3.2.1. Les arguments en faveur du modèle
d'assurance du revenu salarial
« Les économistes ont
généralement porté peu d'attention aux assurances
obligatoires, en les considérants comme une forme déguisée
d'impôt et un mode comme un autre de dépense publique »
(Summers, 1989 p.177). C'est, au contraire, par la mise en évidence des
caractéristiques et des avantages propres aux systèmes
d'assurance du revenu salarial en matière de distribution des
ressources, par rapport aux transferts publics financés par
l'impôt, qu'ont été justifiées les réformes
conformes à ce premier modèle.
3.2.1.1. Assurances sociales et principe
d'équivalence
La stratégie de renforcement de la logique
assurantielle, telle qu'elle peut être comprise dans le cadre de ce
premier modèle, s'appuie sur conception d'assurance, qui n'est pas
nécessairement unifiée, mais que l'on peut comprendre a minima
comme étant caractérisée par trois critères. Une
assurance verse des prestations :
- dont le financement est apporté pour l'essentiel par
le versement préalable de prime (de cotisations) ;
- pour lequel le principe d'équivalence (relative)
prévaut ;
- qui sont versées inconditionnellement
lorsqu'intervient l'évènement ouvrant droit au
bénéfice de l'indemnisation, et donc indépendamment de la
situation des bénéficiaires.
Le principe d'équivalence constitue ainsi l'un
des pivots de cette stratégie. C'est pourquoi la démonstration de
sa pertinence dans le cadre des systèmes publics obligatoires est
importante.
Une approche théorique traditionnelle revient
à qualifier la logique de l'assurance comme celle qui relie
indemnité et cotisation par le biais de calcul actuariel. Dans cette
optique, la spécificité des assurances sociales est d'occasionner
une vaste redistribution ex ante puisque la cotisation n'est pas a priori
liée à la probabilité d'occurrence du risque. On peut
toutefois, au contraire, considérer comme parfaitement justifié
le fait que les prélèvements opérés par les
assurances sociales sont liés au revenu, puisque les risques
professionnels lui sont liés à des degrés divers. En tout
état de cause, puisque c'est la perte du revenu salarial qui constitue
le risque à couvrir, l'originalité des assurances sociales comme
assurance, tient à ce que les charges et les avantages (les cotisations
et les prestations) y sont définis à proportion de celui-ci. En
application du principe d'équivalence relative, les assurances sociales,
à l'image des assurances privées, conduisent à
différencier les prestations individuelles sur la base de la
durée de cotisation et, via le salaire, de leur montant.

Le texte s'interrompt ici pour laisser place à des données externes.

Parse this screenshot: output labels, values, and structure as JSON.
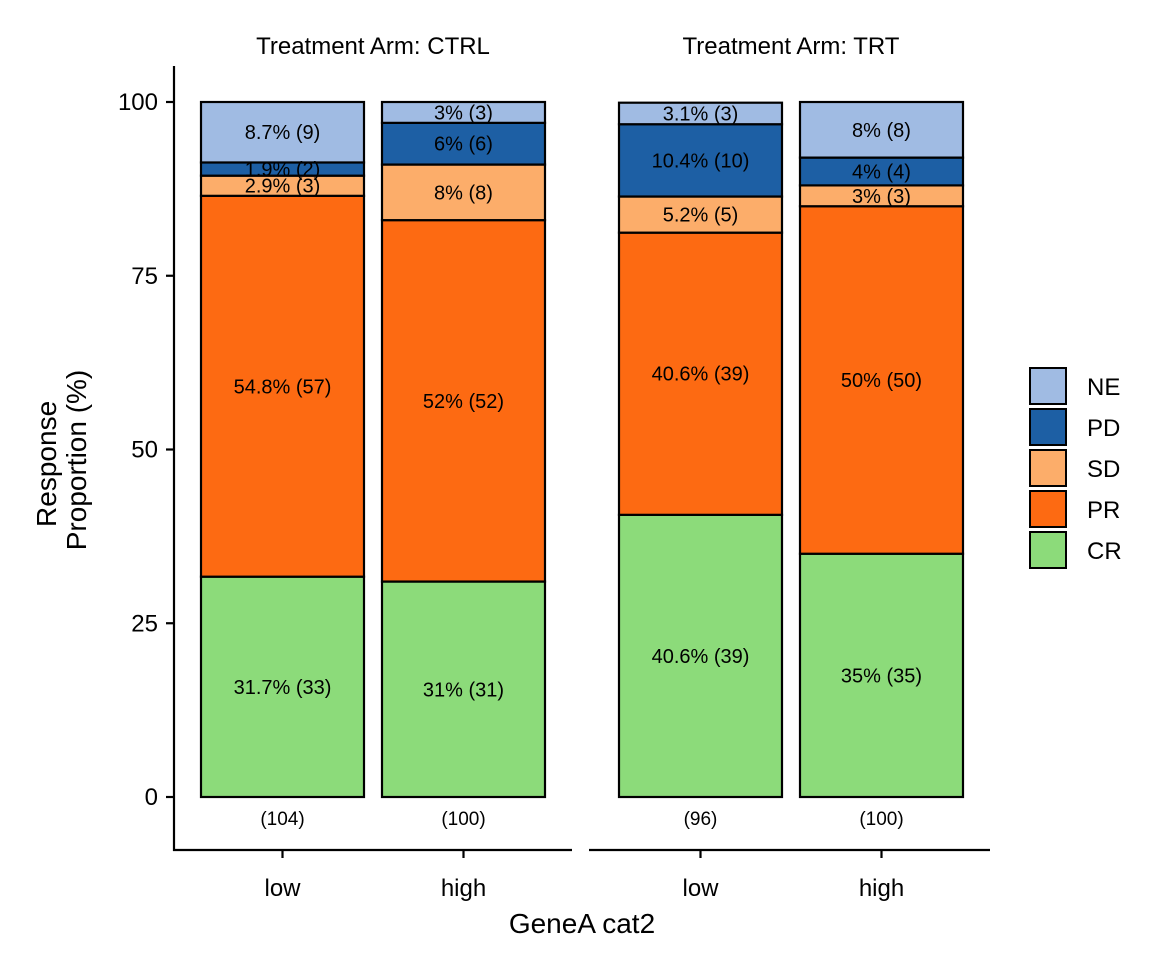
{
  "chart_data": {
    "type": "bar",
    "stacked": true,
    "xlabel": "GeneA cat2",
    "ylabel_lines": [
      "Response",
      "Proportion (%)"
    ],
    "ylim": [
      0,
      100
    ],
    "yticks": [
      0,
      25,
      50,
      75,
      100
    ],
    "legend_position": "right",
    "categories_order": [
      "CR",
      "PR",
      "SD",
      "PD",
      "NE"
    ],
    "legend_order": [
      "NE",
      "PD",
      "SD",
      "PR",
      "CR"
    ],
    "colors": {
      "CR": "#8cdb7a",
      "PR": "#fd6a12",
      "SD": "#fcad6a",
      "PD": "#1d5fa4",
      "NE": "#a0bbe3"
    },
    "facets": [
      {
        "title": "Treatment Arm: CTRL",
        "bars": [
          {
            "x": "low",
            "n_label": "(104)",
            "segments": [
              {
                "cat": "CR",
                "value": 31.7,
                "label": "31.7% (33)"
              },
              {
                "cat": "PR",
                "value": 54.8,
                "label": "54.8% (57)"
              },
              {
                "cat": "SD",
                "value": 2.9,
                "label": "2.9% (3)"
              },
              {
                "cat": "PD",
                "value": 1.9,
                "label": "1.9% (2)"
              },
              {
                "cat": "NE",
                "value": 8.7,
                "label": "8.7% (9)"
              }
            ]
          },
          {
            "x": "high",
            "n_label": "(100)",
            "segments": [
              {
                "cat": "CR",
                "value": 31,
                "label": "31% (31)"
              },
              {
                "cat": "PR",
                "value": 52,
                "label": "52% (52)"
              },
              {
                "cat": "SD",
                "value": 8,
                "label": "8% (8)"
              },
              {
                "cat": "PD",
                "value": 6,
                "label": "6% (6)"
              },
              {
                "cat": "NE",
                "value": 3,
                "label": "3% (3)"
              }
            ]
          }
        ]
      },
      {
        "title": "Treatment Arm: TRT",
        "bars": [
          {
            "x": "low",
            "n_label": "(96)",
            "segments": [
              {
                "cat": "CR",
                "value": 40.6,
                "label": "40.6% (39)"
              },
              {
                "cat": "PR",
                "value": 40.6,
                "label": "40.6% (39)"
              },
              {
                "cat": "SD",
                "value": 5.2,
                "label": "5.2% (5)"
              },
              {
                "cat": "PD",
                "value": 10.4,
                "label": "10.4% (10)"
              },
              {
                "cat": "NE",
                "value": 3.1,
                "label": "3.1% (3)"
              }
            ]
          },
          {
            "x": "high",
            "n_label": "(100)",
            "segments": [
              {
                "cat": "CR",
                "value": 35,
                "label": "35% (35)"
              },
              {
                "cat": "PR",
                "value": 50,
                "label": "50% (50)"
              },
              {
                "cat": "SD",
                "value": 3,
                "label": "3% (3)"
              },
              {
                "cat": "PD",
                "value": 4,
                "label": "4% (4)"
              },
              {
                "cat": "NE",
                "value": 8,
                "label": "8% (8)"
              }
            ]
          }
        ]
      }
    ]
  }
}
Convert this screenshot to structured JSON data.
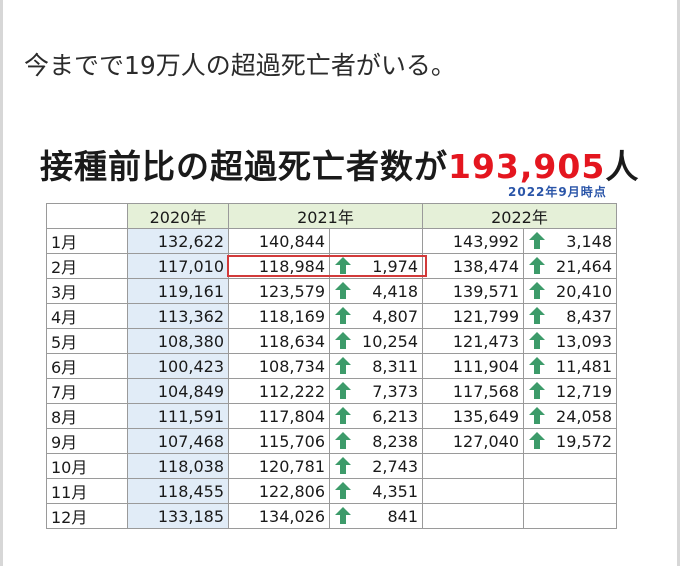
{
  "caption": "今までで19万人の超過死亡者がいる。",
  "headline": {
    "prefix": "接種前比の超過死亡者数が",
    "number": "193,905",
    "suffix": "人"
  },
  "stamp": "2022年9月時点",
  "table": {
    "headers": [
      "2020年",
      "2021年",
      "2022年"
    ],
    "rows": [
      {
        "month": "1月",
        "v2020": "132,622",
        "v2021": "140,844",
        "d2021": "",
        "v2022": "143,992",
        "d2022": "3,148"
      },
      {
        "month": "2月",
        "v2020": "117,010",
        "v2021": "118,984",
        "d2021": "1,974",
        "v2022": "138,474",
        "d2022": "21,464"
      },
      {
        "month": "3月",
        "v2020": "119,161",
        "v2021": "123,579",
        "d2021": "4,418",
        "v2022": "139,571",
        "d2022": "20,410"
      },
      {
        "month": "4月",
        "v2020": "113,362",
        "v2021": "118,169",
        "d2021": "4,807",
        "v2022": "121,799",
        "d2022": "8,437"
      },
      {
        "month": "5月",
        "v2020": "108,380",
        "v2021": "118,634",
        "d2021": "10,254",
        "v2022": "121,473",
        "d2022": "13,093"
      },
      {
        "month": "6月",
        "v2020": "100,423",
        "v2021": "108,734",
        "d2021": "8,311",
        "v2022": "111,904",
        "d2022": "11,481"
      },
      {
        "month": "7月",
        "v2020": "104,849",
        "v2021": "112,222",
        "d2021": "7,373",
        "v2022": "117,568",
        "d2022": "12,719"
      },
      {
        "month": "8月",
        "v2020": "111,591",
        "v2021": "117,804",
        "d2021": "6,213",
        "v2022": "135,649",
        "d2022": "24,058"
      },
      {
        "month": "9月",
        "v2020": "107,468",
        "v2021": "115,706",
        "d2021": "8,238",
        "v2022": "127,040",
        "d2022": "19,572"
      },
      {
        "month": "10月",
        "v2020": "118,038",
        "v2021": "120,781",
        "d2021": "2,743",
        "v2022": "",
        "d2022": ""
      },
      {
        "month": "11月",
        "v2020": "118,455",
        "v2021": "122,806",
        "d2021": "4,351",
        "v2022": "",
        "d2022": ""
      },
      {
        "month": "12月",
        "v2020": "133,185",
        "v2021": "134,026",
        "d2021": "841",
        "v2022": "",
        "d2022": ""
      }
    ]
  },
  "colors": {
    "arrow": "#3d9b6a",
    "highlight": "#d23a3a",
    "header_bg": "#e5f0d8",
    "col2020_bg": "#e1ecf7",
    "headline_number": "#e4161f"
  },
  "icons": {
    "up": "up-arrow-icon"
  }
}
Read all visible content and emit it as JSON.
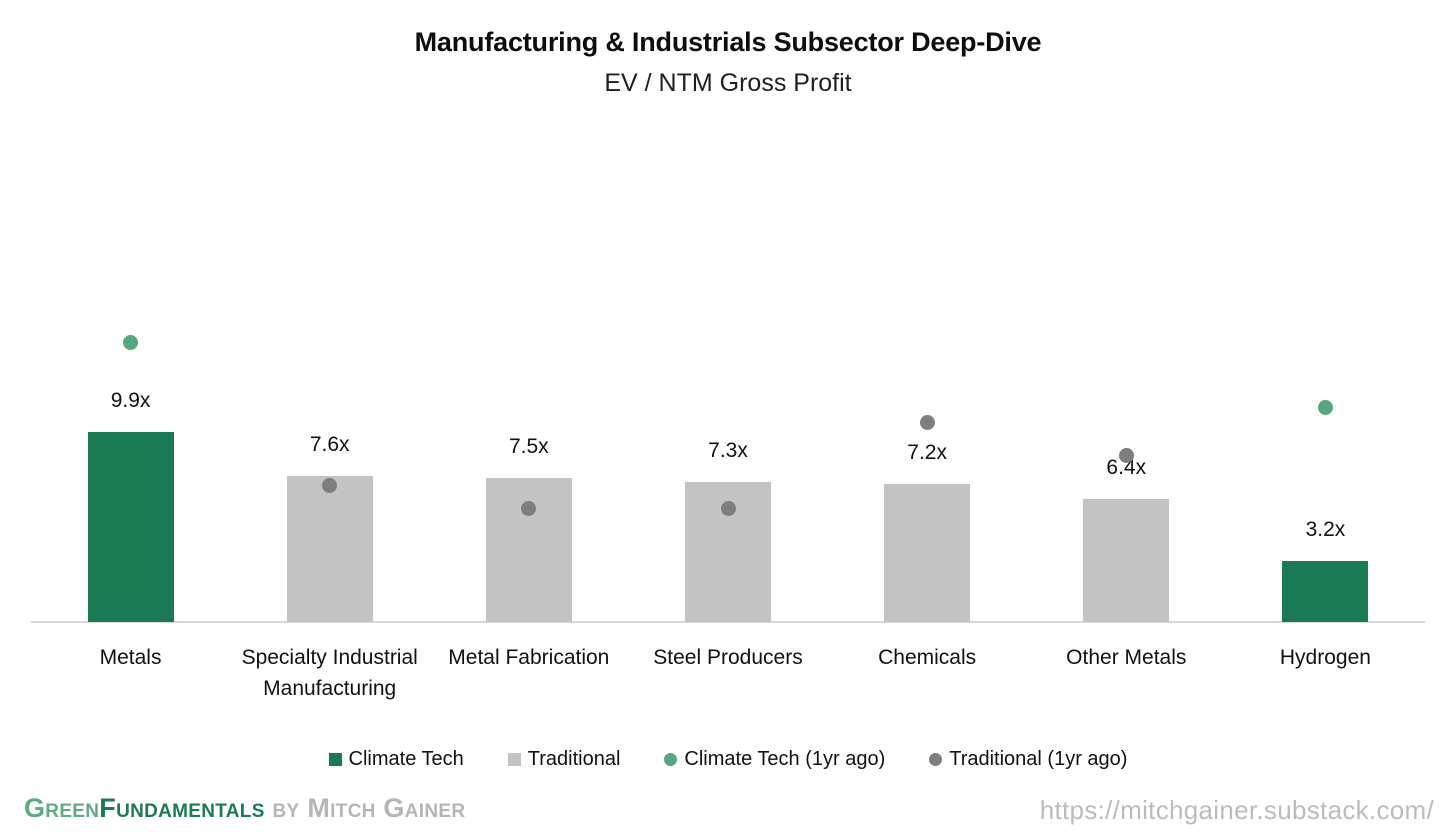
{
  "chart_data": {
    "type": "bar",
    "title": "Manufacturing & Industrials Subsector Deep-Dive",
    "subtitle": "EV / NTM Gross Profit",
    "value_suffix": "x",
    "categories": [
      "Metals",
      "Specialty Industrial Manufacturing",
      "Metal Fabrication",
      "Steel Producers",
      "Chemicals",
      "Other Metals",
      "Hydrogen"
    ],
    "category_group": [
      "Climate Tech",
      "Traditional",
      "Traditional",
      "Traditional",
      "Traditional",
      "Traditional",
      "Climate Tech"
    ],
    "series": [
      {
        "name": "EV / NTM Gross Profit (current, bars)",
        "type": "bar",
        "values": [
          9.9,
          7.6,
          7.5,
          7.3,
          7.2,
          6.4,
          3.2
        ],
        "data_labels": [
          "9.9x",
          "7.6x",
          "7.5x",
          "7.3x",
          "7.2x",
          "6.4x",
          "3.2x"
        ]
      },
      {
        "name": "EV / NTM Gross Profit (1yr ago, dots)",
        "type": "point",
        "values_estimated": true,
        "values": [
          14.6,
          7.1,
          5.9,
          5.9,
          10.4,
          8.7,
          11.2
        ]
      }
    ],
    "ylim": [
      0,
      16
    ],
    "y_axis_visible": false,
    "gridlines": false,
    "legend_position": "bottom"
  },
  "legend": {
    "entries": [
      {
        "label": "Climate Tech",
        "marker": "square",
        "color": "#1A7A54"
      },
      {
        "label": "Traditional",
        "marker": "square",
        "color": "#C3C3C3"
      },
      {
        "label": "Climate Tech (1yr ago)",
        "marker": "circle",
        "color": "#56A67E"
      },
      {
        "label": "Traditional (1yr ago)",
        "marker": "circle",
        "color": "#7E7E7E"
      }
    ]
  },
  "footer": {
    "brand_word1": "Green",
    "brand_word2": "Fundamentals",
    "brand_by": " by ",
    "brand_author": "Mitch Gainer",
    "url": "https://mitchgainer.substack.com/"
  },
  "colors": {
    "climate_bar": "#1A7A54",
    "traditional_bar": "#C3C3C3",
    "climate_dot": "#56A67E",
    "traditional_dot": "#7E7E7E",
    "axis_line": "#D9D9D9",
    "text": "#111111",
    "brand_green_light": "#5FA983",
    "brand_green_dark": "#1C7B52",
    "brand_gray": "#B5B5B5",
    "url_gray": "#BCBCBC"
  }
}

De ce point de vue, ce n'est donc ni la taille de la
communauté de risque, ni l'uniformité des taux de cotisation, qui
donnent à l'assurance publique son caractère social, mais bien le
critère d'attribution des prestations. L'assurance publique va
au-delà de la simple compensation des risques lorsque, pour un taux de
cotisation uniforme au sein d'un groupe d'assurés, certaines prestations
sont accordées indépendamment du montant du revenu salarial sur
lequel est assise la cotisation ou de l'appartenance à la
communauté des risques. Les prestations accordées sans
cotisations préalables à certains d'ayant-droit en sont un
exemple.
Cette distinction relatif claire sur le plan
théorique s'avère, en revanche, délicate à
appliquer lorsqu'il s'agit de distinguer empiriquement la redistribution
interpersonnelle et intergénérationnelle des risques de celle
afférent aux revenus, notamment afin d'énoncer des
recommandations en matière de financement. Ce qui, au premier abord,
semble devoir être conçu comme de la redistribution
interpersonnelle, peut être en réalité compris comme une
redistribution des risques parfaitement efficiente du point de vue
économique. Ainsi en va-t-il, par exemple, des avantages versés
aux femmes qui ont élevé des enfants dans le cadre des
systèmes de pension. En conséquence, la séparation entre
la redistribution des risques et la redistribution interpersonnelle et
intergénérationnelle des revenus requiert un certain nombre de
conventions, qui ne sont pas pour autant arbitraires.